About 80 people were at Mt. Hope High School in Bristol last night for the first of two public hearings scheduled by the Federal Energy Regulatory Commission on Weaver’s Cove’s latest proposal to ship LNG to the area.

The second hearing was set for tonight at 7 at the Venus de Milo restaurant in Swansea.

Weaver’s Cove wants to build a 1,200-foot-long berth in the middle of Mount Hope Bay, about a mile from the closest shoreline. Tankers would dock there and unload LNG, which would be piped to a re-gasification plant that would be built in Fall River.

The 4.25-mile pipeline to the plant would be buried in a trench at the bottom of Mount Hope Bay and the Taunton River.

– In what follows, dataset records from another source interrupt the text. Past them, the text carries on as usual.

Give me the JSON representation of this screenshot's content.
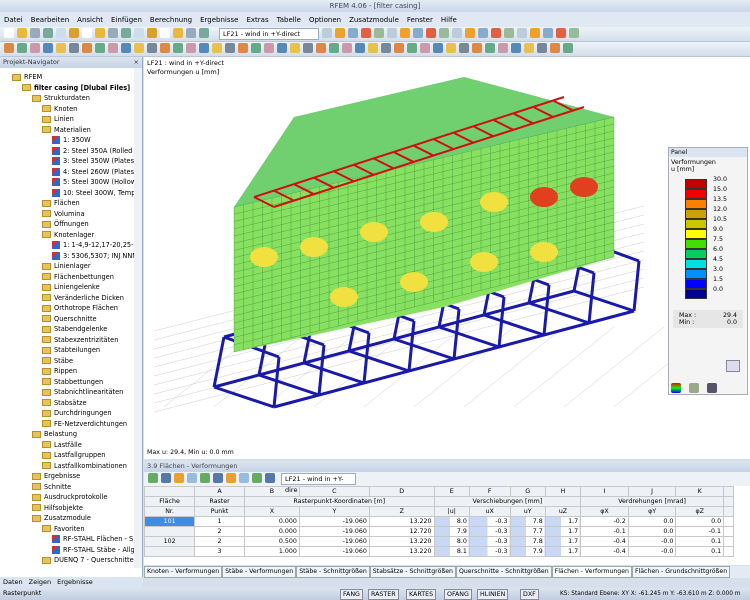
{
  "window": {
    "title": "RFEM 4.06 - [filter casing]"
  },
  "menu": [
    "Datei",
    "Bearbeiten",
    "Ansicht",
    "Einfügen",
    "Berechnung",
    "Ergebnisse",
    "Extras",
    "Tabelle",
    "Optionen",
    "Zusatzmodule",
    "Fenster",
    "Hilfe"
  ],
  "toolbar": {
    "loadcase": "LF21 - wind in +Y-direct"
  },
  "navigator": {
    "title": "Projekt-Navigator",
    "items": [
      {
        "label": "RFEM",
        "level": 0
      },
      {
        "label": "filter casing [Dlubal Files]",
        "level": 1,
        "bold": true
      },
      {
        "label": "Strukturdaten",
        "level": 2
      },
      {
        "label": "Knoten",
        "level": 3
      },
      {
        "label": "Linien",
        "level": 3
      },
      {
        "label": "Materialien",
        "level": 3
      },
      {
        "label": "1: 350W",
        "level": 4,
        "mat": true
      },
      {
        "label": "2: Steel 350A (Rolled S",
        "level": 4,
        "mat": true
      },
      {
        "label": "3: Steel 350W (Plates),",
        "level": 4,
        "mat": true
      },
      {
        "label": "4: Steel 260W (Plates, S",
        "level": 4,
        "mat": true
      },
      {
        "label": "5: Steel 300W (Hollow",
        "level": 4,
        "mat": true
      },
      {
        "label": "10: Steel 300W, Temp",
        "level": 4,
        "mat": true
      },
      {
        "label": "Flächen",
        "level": 3
      },
      {
        "label": "Volumina",
        "level": 3
      },
      {
        "label": "Öffnungen",
        "level": 3
      },
      {
        "label": "Knotenlager",
        "level": 3
      },
      {
        "label": "1: 1-4,9-12,17-20,25-28",
        "level": 4,
        "mat": true
      },
      {
        "label": "3: 5306,5307; INJ NNN",
        "level": 4,
        "mat": true
      },
      {
        "label": "Linienlager",
        "level": 3
      },
      {
        "label": "Flächenbettungen",
        "level": 3
      },
      {
        "label": "Liniengelenke",
        "level": 3
      },
      {
        "label": "Veränderliche Dicken",
        "level": 3
      },
      {
        "label": "Orthotrope Flächen",
        "level": 3
      },
      {
        "label": "Querschnitte",
        "level": 3
      },
      {
        "label": "Stabendgelenke",
        "level": 3
      },
      {
        "label": "Stabexzentrizitäten",
        "level": 3
      },
      {
        "label": "Stabteilungen",
        "level": 3
      },
      {
        "label": "Stäbe",
        "level": 3
      },
      {
        "label": "Rippen",
        "level": 3
      },
      {
        "label": "Stabbettungen",
        "level": 3
      },
      {
        "label": "Stabnichtlinearitäten",
        "level": 3
      },
      {
        "label": "Stabsätze",
        "level": 3
      },
      {
        "label": "Durchdringungen",
        "level": 3
      },
      {
        "label": "FE-Netzverdichtungen",
        "level": 3
      },
      {
        "label": "Belastung",
        "level": 2
      },
      {
        "label": "Lastfälle",
        "level": 3
      },
      {
        "label": "Lastfallgruppen",
        "level": 3
      },
      {
        "label": "Lastfallkombinationen",
        "level": 3
      },
      {
        "label": "Ergebnisse",
        "level": 2
      },
      {
        "label": "Schnitte",
        "level": 2
      },
      {
        "label": "Ausdruckprotokolle",
        "level": 2
      },
      {
        "label": "Hilfsobjekte",
        "level": 2
      },
      {
        "label": "Zusatzmodule",
        "level": 2
      },
      {
        "label": "Favoriten",
        "level": 3
      },
      {
        "label": "RF-STAHL Flächen - S",
        "level": 4,
        "mat": true
      },
      {
        "label": "RF-STAHL Stäbe - Allg",
        "level": 4,
        "mat": true
      },
      {
        "label": "DUENQ 7 - Querschnitte",
        "level": 3
      }
    ],
    "tabs": [
      "Daten",
      "Zeigen",
      "Ergebnisse"
    ]
  },
  "viewport": {
    "line1": "LF21 : wind in +Y-direct",
    "line2": "Verformungen u [mm]",
    "footer": "Max u: 29.4, Min u: 0.0 mm"
  },
  "panel": {
    "title": "Panel",
    "heading1": "Verformungen",
    "heading2": "u [mm]",
    "scale": [
      {
        "v": "30.0",
        "c": "#c00000"
      },
      {
        "v": "15.0",
        "c": "#ee0000"
      },
      {
        "v": "13.5",
        "c": "#ff8000"
      },
      {
        "v": "12.0",
        "c": "#d0a000"
      },
      {
        "v": "10.5",
        "c": "#c8c800"
      },
      {
        "v": "9.0",
        "c": "#ffff00"
      },
      {
        "v": "7.5",
        "c": "#40e000"
      },
      {
        "v": "6.0",
        "c": "#00d060"
      },
      {
        "v": "4.5",
        "c": "#00e0e0"
      },
      {
        "v": "3.0",
        "c": "#0090ff"
      },
      {
        "v": "1.5",
        "c": "#0000ff"
      },
      {
        "v": "0.0",
        "c": "#000090"
      }
    ],
    "max_label": "Max :",
    "max": "29.4",
    "min_label": "Min :",
    "min": "0.0"
  },
  "table": {
    "title": "3.9 Flächen - Verformungen",
    "loadcase": "LF21 - wind in +Y-dire",
    "cols": [
      "A",
      "B",
      "C",
      "D",
      "E",
      "F",
      "G",
      "H",
      "I",
      "J",
      "K"
    ],
    "h1": [
      "Fläche",
      "Raster",
      "Rasterpunkt-Koordinaten [m]",
      "Verschiebungen [mm]",
      "Verdrehungen [mrad]"
    ],
    "h2": [
      "Nr.",
      "Punkt",
      "X",
      "Y",
      "Z",
      "|u|",
      "uX",
      "uY",
      "uZ",
      "φX",
      "φY",
      "φZ"
    ],
    "rows": [
      [
        "101",
        "1",
        "0.000",
        "-19.060",
        "13.220",
        "8.0",
        "-0.3",
        "7.8",
        "1.7",
        "-0.2",
        "0.0",
        "0.0"
      ],
      [
        "",
        "2",
        "0.000",
        "-19.060",
        "12.720",
        "7.9",
        "-0.3",
        "7.7",
        "1.7",
        "-0.1",
        "0.0",
        "-0.1"
      ],
      [
        "102",
        "2",
        "0.500",
        "-19.060",
        "13.220",
        "8.0",
        "-0.3",
        "7.8",
        "1.7",
        "-0.4",
        "-0.0",
        "0.1"
      ],
      [
        "",
        "3",
        "1.000",
        "-19.060",
        "13.220",
        "8.1",
        "-0.3",
        "7.9",
        "1.7",
        "-0.4",
        "-0.0",
        "0.1"
      ]
    ]
  },
  "result_tabs": [
    "Knoten - Verformungen",
    "Stäbe - Verformungen",
    "Stäbe - Schnittgrößen",
    "Stabsätze - Schnittgrößen",
    "Querschnitte - Schnittgrößen",
    "Flächen - Verformungen",
    "Flächen - Grundschnittgrößen"
  ],
  "active_result_tab": 5,
  "status": {
    "left": "Rasterpunkt",
    "toggles": [
      "FANG",
      "RASTER",
      "KARTES",
      "OFANG",
      "HLINIEN",
      "DXF"
    ],
    "coords": "KS: Standard  Ebene: XY  X: -61.245 m   Y: -63.610 m   Z: 0.000 m"
  }
}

The off-shore facility was put on the table after the company’s original plan — to build a $250-million marine terminal in Fall River’s north end — encountered a series of obstacles.

The company had planned to bring supertankers through Narragansett and Mount Hope bays and up the Taunton River, to unload them in Fall River.

It received FERC approval for the project in 2005, but last August, the Rhode Island Department of Environmental Management denied an application to dredge a portion of Mount Hope Bay to clear the way for the 950-foot tankers.

And in October, the Coast Guard ruled that not even smaller tankers could safely navigate under the Brightman Street Bridge and its replacement span, now under construction between Somerset and Fall River.

Tankers wouldn’t need to travel under the bridges to reach the floating terminal because it would be located downstream in Somerset waters, about a mile southwest of Brayton Point.

Weaver’s Cove has not dropped its original proposal — which is widely opposed by local and state officials in both Rhode Island and Massachusetts — but has offered the off-shore scheme as an alternative.

The new plan, however, has stirred up just as much opposition. Last night, speakers questioned how federal regulators could even consider an application for a floating terminal.

Joseph Carvalho, president of the Coalition for Responsible Siting of LNG Facilities, called the process a “farce.” Massachusetts state Rep. David Sullivan, who represents Fall River, called it “a ploy to pump life into an already dead project.”

Middletown Town Council member Louis P. DiPalma said, “The plan was bad then. The plan is still bad now.”

Of the handful of people who spoke in support of the plan, two cited the potential economic benefits of building an LNG terminal, either off-shore or in Fall River.

They said the project would create jobs and could slow increases in the price of natural gas.

“This area needs energy,” Donald Church said. “It needs a constant supply of it.”

But Church was in the minority last night.

More typical of the sentiment in the audience were the comments from Terence Tierney, a representative of Attorney General Patrick C. Lynch’s office. He raised concerns about the potential environmental damage caused by dredging around the proposed site of the floating terminal.

He also questioned the facility’s security, saying it could be a possible terrorist target.

Lynch, who was not present, has called the proposal an assault on Mount Hope Bay.

Michael Profio, a Somerset, Mass., resident, said Weaver’s Cove is trying to “bully their way in.” He urged the public to block the plan.